Der Anwalt des Büroangestellten ging sogar noch weiter. Er führte aus, dass der 32-Jährige mit seiner angeblichen Aufforderung zur Schlägerei in eine handgreifliche Auseinandersetzung eingewilligt habe. Aus diesem Grund könne er gar nicht als Opfer gelten – denn er habe sich aus freien Stücken in den Gewaltexzess gefügt. Deshalb, so plädierte sein Verteidiger, sei der Büroangestellte vom Vorwurf der Körperverletzung und des Angriffs freizusprechen. Am Donnerstag wurden die Urteile gesprochen.
Richter ist bestürzt
Das Gericht geht, wie die beiden Verteidiger auch, davon aus, dass das Opfer sich im Bus kampfbereit gemacht und sich auf eine Prügelei eingestellt habe. Dennoch habe es sich beim ersten Gebrauch des Pfeffersprays an der Bushaltestelle um einen unvermittelten Angriff gehandelt, hiess es weiter.
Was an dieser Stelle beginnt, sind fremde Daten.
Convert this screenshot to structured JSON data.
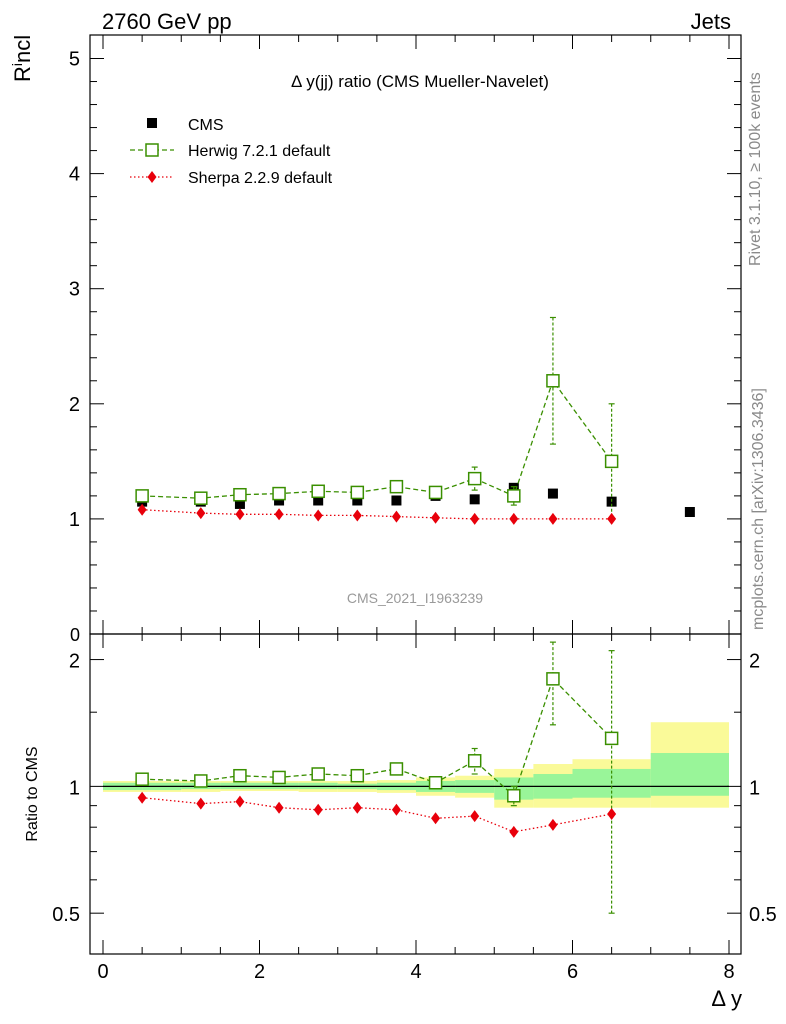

Urteile DG230 052 und DG230 051 vom 30. Mai 2024, nicht rechtskräftig.
Dass der Büroangestellte sodann ein Brett nach dem Opfer geworfen habe, sei gefährlich gewesen und «durchaus dazu geeignet», einfache Körperverletzungen hervorzurufen. Über den Angriff mit der Stichflamme zeigte sich der Richter bestürzt. Es sei immer gefährlich, Feuer gegen Menschen zu richten – selbst mit einer Kerze. «Man kann von grossem Glück sprechen, dass nichts Schlimmeres geschehen ist», schloss der Richter.
Hätte das Feuer schwere Körperverletzungen verursacht, hätte sich der Polymechaniker mit einer Freiheitsstrafe von fünf bis sechs Jahren abfinden müssen. So aber wurde er bloss der versuchten schweren Körperverletzung schuldig gesprochen. Er erhält eine unbedingte Freiheitsstrafe von 33 Monaten. Die Verbüssung wird zugunsten einer ambulanten psychiatrischen Behandlung aufgeschoben. Von einem Landesverweis wird indessen abgesehen.
Der Büroangestellte wird des Angriffs und der versuchten einfachen Körperverletzung schuldig gesprochen. Er erhält eine Freiheitsstrafe von 13 Monaten. Zudem 60 Tagessätze à 80 Franken. Der Vollzug wird aufgeschoben, die Probezeit beträgt 2 Jahre.